The whole first part of this story describes how fat is aereated with an emulsifier and water. Or, in household terms, Butter and eggs are mixed together until creamy.
There is a lot of story how GMS "pulls in water" and "oozes around flour chips". Well, that's pretty much the function of eggs in normal cake.
Next there is part how the evil corporations put sugar in cake because it has the right weight and price. Seriously, is he criticizing factories because they put sugar in their cakes?
And on we go: in both cases carbon dioxide is chemically generated inside the cake, and being caught in those flour-toughened fat membranes, swells them up.
Yes, that's what happens in all cakes.
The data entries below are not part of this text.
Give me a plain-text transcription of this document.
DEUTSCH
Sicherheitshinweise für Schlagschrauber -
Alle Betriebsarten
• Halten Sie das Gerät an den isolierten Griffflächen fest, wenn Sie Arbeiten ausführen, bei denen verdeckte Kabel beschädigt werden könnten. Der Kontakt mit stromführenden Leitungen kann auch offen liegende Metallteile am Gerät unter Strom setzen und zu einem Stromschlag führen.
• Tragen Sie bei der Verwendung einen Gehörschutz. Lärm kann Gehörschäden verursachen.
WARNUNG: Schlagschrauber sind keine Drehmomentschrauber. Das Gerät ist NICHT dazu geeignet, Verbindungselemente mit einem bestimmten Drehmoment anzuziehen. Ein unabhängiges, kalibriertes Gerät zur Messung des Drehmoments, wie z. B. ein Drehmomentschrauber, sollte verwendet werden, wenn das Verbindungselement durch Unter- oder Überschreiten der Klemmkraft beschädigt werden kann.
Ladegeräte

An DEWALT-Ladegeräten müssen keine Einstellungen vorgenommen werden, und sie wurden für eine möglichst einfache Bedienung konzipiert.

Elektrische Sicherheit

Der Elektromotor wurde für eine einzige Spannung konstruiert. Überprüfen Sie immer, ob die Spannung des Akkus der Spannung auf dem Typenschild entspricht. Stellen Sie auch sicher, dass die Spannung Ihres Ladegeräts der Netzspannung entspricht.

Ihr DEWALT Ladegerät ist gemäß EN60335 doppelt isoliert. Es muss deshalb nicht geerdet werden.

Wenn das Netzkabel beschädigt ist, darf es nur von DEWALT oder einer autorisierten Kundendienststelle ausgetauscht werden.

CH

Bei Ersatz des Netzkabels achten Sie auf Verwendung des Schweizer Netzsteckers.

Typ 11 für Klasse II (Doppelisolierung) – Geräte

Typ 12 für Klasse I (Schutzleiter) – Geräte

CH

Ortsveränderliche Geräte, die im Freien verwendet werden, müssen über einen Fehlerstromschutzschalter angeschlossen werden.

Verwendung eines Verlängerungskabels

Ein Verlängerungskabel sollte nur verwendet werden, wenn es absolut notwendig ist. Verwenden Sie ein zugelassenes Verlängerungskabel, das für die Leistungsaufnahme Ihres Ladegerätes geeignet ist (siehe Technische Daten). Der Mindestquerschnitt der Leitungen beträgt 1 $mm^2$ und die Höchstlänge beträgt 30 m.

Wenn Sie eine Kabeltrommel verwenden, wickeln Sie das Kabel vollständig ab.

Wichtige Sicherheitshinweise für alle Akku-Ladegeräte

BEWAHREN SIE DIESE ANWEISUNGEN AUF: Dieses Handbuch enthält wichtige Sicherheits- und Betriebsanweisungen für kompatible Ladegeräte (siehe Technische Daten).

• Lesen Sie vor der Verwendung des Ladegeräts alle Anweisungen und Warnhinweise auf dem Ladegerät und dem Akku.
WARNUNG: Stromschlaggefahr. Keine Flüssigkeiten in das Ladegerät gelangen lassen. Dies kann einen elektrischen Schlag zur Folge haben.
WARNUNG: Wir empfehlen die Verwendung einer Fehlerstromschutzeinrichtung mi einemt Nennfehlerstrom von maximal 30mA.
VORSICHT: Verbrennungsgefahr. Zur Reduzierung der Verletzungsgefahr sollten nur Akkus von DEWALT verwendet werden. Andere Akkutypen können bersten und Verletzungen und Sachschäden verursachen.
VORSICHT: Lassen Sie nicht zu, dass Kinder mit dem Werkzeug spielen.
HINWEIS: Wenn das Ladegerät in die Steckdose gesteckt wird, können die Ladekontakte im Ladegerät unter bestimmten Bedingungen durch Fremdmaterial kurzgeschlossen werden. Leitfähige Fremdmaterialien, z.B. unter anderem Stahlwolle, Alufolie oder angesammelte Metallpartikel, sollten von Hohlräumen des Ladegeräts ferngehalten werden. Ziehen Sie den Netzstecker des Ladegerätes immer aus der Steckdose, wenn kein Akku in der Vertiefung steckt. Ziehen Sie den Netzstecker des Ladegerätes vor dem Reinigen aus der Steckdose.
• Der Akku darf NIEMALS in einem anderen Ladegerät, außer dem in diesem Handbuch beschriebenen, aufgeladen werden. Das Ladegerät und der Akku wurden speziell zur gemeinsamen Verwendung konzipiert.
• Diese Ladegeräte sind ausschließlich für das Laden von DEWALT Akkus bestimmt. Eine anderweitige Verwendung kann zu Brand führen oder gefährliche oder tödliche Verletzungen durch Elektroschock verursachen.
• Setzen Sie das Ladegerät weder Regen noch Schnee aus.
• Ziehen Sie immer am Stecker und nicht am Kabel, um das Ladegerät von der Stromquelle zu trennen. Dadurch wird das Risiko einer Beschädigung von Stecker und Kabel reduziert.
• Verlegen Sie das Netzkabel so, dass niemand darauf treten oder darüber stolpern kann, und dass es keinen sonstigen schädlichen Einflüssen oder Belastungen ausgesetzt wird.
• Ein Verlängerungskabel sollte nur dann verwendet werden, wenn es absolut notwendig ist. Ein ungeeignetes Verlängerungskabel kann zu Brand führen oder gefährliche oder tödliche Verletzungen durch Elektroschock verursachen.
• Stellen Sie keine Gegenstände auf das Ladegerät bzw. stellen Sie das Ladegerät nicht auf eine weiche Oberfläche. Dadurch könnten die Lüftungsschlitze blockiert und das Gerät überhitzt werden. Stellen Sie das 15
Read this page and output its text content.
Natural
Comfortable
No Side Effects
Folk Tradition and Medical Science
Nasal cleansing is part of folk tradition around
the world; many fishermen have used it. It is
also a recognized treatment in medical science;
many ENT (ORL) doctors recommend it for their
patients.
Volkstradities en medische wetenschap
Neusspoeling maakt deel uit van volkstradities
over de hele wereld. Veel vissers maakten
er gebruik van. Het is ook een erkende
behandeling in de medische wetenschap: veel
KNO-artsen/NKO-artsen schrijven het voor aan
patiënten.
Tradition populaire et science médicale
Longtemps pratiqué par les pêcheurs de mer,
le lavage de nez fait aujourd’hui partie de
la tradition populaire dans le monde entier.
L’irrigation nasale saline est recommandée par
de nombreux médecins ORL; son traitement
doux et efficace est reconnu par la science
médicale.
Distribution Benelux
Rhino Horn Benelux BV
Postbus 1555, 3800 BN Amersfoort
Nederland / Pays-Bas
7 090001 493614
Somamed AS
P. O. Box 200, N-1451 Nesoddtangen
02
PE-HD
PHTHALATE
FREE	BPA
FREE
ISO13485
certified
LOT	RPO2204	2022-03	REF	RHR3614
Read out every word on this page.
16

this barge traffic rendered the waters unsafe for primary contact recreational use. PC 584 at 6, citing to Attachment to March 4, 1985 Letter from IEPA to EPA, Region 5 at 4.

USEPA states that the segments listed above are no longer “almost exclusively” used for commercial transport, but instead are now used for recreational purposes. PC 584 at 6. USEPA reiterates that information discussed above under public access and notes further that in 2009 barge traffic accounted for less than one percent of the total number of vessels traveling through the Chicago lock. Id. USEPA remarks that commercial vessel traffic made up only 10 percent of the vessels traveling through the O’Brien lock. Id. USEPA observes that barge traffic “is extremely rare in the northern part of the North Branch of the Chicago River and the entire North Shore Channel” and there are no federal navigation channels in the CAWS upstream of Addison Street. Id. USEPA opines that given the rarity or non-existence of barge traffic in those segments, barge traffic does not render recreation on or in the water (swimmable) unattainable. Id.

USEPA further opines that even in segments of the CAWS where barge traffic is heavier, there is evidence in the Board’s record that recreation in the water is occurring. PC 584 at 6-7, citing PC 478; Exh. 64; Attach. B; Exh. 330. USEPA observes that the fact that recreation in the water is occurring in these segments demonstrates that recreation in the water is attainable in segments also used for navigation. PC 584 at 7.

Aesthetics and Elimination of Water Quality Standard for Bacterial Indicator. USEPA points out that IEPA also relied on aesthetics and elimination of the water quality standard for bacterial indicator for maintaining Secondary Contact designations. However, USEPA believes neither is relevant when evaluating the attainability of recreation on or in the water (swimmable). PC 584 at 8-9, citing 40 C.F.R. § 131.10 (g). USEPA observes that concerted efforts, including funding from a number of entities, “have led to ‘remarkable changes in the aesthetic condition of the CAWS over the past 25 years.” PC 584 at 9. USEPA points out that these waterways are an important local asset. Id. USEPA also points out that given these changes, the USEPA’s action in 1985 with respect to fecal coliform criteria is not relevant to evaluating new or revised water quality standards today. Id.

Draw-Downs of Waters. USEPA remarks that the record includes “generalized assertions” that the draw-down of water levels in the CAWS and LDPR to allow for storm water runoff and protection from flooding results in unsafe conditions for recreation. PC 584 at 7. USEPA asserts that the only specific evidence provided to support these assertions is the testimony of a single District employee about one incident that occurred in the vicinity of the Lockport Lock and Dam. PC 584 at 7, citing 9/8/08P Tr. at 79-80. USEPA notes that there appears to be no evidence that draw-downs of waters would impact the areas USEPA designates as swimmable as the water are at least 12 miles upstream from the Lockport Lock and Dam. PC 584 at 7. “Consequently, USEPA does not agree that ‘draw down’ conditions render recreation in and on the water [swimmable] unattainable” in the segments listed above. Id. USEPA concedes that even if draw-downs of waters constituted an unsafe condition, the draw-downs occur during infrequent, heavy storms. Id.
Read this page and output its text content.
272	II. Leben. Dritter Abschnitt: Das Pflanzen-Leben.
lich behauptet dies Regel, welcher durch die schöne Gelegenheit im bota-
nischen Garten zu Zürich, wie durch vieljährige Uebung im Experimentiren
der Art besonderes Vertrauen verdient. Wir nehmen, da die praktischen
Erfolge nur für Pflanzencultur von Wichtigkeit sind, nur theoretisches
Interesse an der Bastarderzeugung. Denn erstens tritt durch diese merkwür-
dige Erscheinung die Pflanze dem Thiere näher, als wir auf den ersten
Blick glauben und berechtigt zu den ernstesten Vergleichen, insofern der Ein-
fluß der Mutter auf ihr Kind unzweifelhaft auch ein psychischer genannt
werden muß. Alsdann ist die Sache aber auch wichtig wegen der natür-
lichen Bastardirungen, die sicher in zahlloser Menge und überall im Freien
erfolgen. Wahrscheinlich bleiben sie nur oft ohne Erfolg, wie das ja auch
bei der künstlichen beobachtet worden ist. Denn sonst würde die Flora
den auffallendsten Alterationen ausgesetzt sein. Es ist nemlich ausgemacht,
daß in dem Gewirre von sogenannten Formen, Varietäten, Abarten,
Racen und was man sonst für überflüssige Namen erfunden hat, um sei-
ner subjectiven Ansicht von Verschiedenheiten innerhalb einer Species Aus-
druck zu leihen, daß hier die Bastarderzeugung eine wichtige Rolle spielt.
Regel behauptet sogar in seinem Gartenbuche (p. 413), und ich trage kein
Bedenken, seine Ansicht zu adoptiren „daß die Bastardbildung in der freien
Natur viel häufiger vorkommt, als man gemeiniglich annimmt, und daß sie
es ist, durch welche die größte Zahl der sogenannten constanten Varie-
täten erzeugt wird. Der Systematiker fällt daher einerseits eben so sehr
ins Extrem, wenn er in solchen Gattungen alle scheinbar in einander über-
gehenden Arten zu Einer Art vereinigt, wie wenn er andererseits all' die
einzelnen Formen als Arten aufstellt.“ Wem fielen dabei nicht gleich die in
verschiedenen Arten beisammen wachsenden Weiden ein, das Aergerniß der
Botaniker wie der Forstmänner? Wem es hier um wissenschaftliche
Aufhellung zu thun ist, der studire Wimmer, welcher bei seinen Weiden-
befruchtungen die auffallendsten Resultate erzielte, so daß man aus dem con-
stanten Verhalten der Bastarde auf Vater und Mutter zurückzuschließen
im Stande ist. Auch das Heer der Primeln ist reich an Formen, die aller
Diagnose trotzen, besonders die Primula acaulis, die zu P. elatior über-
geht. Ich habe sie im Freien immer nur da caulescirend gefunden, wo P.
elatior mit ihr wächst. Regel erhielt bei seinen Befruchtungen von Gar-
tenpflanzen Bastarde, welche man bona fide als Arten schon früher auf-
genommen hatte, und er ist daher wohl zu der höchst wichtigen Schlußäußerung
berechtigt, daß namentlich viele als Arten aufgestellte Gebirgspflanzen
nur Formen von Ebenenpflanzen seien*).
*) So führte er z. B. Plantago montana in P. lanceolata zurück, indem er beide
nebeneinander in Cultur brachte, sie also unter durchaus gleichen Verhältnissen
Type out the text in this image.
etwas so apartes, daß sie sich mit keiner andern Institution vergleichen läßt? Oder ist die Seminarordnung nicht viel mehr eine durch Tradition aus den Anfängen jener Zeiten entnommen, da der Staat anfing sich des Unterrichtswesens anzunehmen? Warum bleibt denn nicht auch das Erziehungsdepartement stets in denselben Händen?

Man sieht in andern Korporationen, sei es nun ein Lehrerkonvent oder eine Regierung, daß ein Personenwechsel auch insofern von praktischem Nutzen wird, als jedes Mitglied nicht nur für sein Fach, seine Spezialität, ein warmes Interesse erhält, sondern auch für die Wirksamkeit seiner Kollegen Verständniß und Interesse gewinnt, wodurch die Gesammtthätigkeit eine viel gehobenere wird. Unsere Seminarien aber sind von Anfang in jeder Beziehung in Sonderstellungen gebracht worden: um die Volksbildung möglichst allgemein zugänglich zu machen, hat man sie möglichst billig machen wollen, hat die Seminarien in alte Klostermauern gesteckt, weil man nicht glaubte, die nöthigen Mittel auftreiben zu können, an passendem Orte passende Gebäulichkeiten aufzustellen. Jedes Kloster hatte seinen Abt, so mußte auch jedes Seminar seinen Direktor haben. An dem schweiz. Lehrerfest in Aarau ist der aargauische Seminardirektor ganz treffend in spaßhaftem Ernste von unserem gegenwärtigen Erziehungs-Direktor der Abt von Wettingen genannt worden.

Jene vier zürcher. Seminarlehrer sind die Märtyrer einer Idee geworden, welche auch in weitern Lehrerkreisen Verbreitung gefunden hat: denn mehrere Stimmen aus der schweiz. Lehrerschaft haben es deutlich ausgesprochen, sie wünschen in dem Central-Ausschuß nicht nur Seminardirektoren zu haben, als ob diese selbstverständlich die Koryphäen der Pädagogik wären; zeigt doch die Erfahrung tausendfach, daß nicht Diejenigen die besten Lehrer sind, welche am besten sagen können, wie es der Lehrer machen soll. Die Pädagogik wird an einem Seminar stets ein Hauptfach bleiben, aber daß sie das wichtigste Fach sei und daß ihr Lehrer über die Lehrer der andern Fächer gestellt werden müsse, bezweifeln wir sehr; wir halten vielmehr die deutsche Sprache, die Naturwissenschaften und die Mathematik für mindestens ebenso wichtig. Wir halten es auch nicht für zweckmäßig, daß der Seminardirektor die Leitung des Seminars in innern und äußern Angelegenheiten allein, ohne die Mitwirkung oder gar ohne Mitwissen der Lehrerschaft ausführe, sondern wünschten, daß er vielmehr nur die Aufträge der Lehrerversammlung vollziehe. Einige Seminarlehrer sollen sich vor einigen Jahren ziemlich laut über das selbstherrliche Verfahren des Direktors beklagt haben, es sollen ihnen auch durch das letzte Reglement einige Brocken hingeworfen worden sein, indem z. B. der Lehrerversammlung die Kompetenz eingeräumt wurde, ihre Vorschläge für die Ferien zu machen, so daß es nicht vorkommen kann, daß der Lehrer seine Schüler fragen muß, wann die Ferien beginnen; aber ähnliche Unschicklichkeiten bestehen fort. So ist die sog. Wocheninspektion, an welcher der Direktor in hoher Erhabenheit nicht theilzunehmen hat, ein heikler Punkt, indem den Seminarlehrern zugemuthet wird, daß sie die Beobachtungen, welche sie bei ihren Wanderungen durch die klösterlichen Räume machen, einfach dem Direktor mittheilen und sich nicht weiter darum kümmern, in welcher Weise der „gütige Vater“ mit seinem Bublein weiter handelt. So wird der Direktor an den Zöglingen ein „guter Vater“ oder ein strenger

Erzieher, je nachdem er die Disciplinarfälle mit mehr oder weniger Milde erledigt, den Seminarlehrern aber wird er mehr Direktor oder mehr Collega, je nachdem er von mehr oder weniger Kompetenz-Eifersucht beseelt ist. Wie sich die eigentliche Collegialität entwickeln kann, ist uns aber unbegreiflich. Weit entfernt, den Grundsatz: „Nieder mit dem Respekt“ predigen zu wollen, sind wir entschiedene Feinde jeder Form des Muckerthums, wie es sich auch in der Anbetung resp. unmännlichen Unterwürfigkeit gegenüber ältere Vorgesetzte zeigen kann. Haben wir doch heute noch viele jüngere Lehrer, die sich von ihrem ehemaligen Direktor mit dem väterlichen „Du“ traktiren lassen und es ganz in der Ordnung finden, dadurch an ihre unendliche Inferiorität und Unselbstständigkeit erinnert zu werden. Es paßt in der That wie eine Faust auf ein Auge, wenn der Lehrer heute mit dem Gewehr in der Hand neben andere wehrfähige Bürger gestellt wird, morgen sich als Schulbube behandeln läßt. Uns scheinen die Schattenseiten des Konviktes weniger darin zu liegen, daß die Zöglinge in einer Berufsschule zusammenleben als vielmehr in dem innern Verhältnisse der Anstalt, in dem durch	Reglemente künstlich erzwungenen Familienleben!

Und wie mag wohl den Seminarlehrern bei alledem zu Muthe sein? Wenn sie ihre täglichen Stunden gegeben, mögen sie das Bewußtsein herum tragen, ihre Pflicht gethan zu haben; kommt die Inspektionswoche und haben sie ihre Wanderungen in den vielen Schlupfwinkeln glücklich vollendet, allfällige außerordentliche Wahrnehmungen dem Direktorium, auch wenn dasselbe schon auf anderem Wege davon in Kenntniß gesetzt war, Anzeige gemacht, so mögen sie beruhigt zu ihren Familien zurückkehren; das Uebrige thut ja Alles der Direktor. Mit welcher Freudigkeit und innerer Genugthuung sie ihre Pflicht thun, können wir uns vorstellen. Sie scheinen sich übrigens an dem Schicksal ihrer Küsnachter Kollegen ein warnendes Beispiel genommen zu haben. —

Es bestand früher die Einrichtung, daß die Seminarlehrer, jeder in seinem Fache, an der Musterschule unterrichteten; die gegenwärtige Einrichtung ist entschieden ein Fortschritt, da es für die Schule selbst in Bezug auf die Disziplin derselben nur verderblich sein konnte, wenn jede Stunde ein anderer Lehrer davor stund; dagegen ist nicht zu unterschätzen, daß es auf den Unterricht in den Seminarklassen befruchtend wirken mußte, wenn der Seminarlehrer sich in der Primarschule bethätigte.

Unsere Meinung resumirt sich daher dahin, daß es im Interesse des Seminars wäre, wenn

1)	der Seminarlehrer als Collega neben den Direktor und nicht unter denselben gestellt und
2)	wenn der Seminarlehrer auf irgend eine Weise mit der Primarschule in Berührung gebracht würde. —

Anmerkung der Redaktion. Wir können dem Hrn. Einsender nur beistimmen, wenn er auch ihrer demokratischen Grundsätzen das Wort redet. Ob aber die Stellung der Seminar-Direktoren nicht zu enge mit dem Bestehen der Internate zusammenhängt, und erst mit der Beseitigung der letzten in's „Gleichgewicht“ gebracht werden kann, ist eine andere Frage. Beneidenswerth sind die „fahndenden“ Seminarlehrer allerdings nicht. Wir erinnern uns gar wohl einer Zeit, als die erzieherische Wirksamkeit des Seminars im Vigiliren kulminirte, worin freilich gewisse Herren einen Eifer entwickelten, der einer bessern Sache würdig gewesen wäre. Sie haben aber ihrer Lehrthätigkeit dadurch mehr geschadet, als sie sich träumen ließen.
It's how baking powder works.
So, the real differences between this industrial cake and normal home-made cake are basically two things: cheap fat and a chemical emulsifier instead of eggs. The rest of the story is pretty much the same as normal cake baking.
But adding water+emulsifier is sort of the equivalent of adding eggs. Form a chemical-industrial point of view, eggs are egg powder with added water. The article mentions a doubling of the fat by adding water, which is pretty much the same ratio between eggs and butter as I use when making cake.
And I am not sure about the excess sugar either. In my cakes, there are roughly equal parts sugar, butter, eggs and flour. That's already a lot of sugar, and it sure 'masks' the taste of the butter-with-egg mixture.
Sometimes you here people complain that the modern city-dweller doesn't know how his foods are grown. But in reality, people have a reasonably good idea how food is grown. It's industrial processes that we are really far removed from.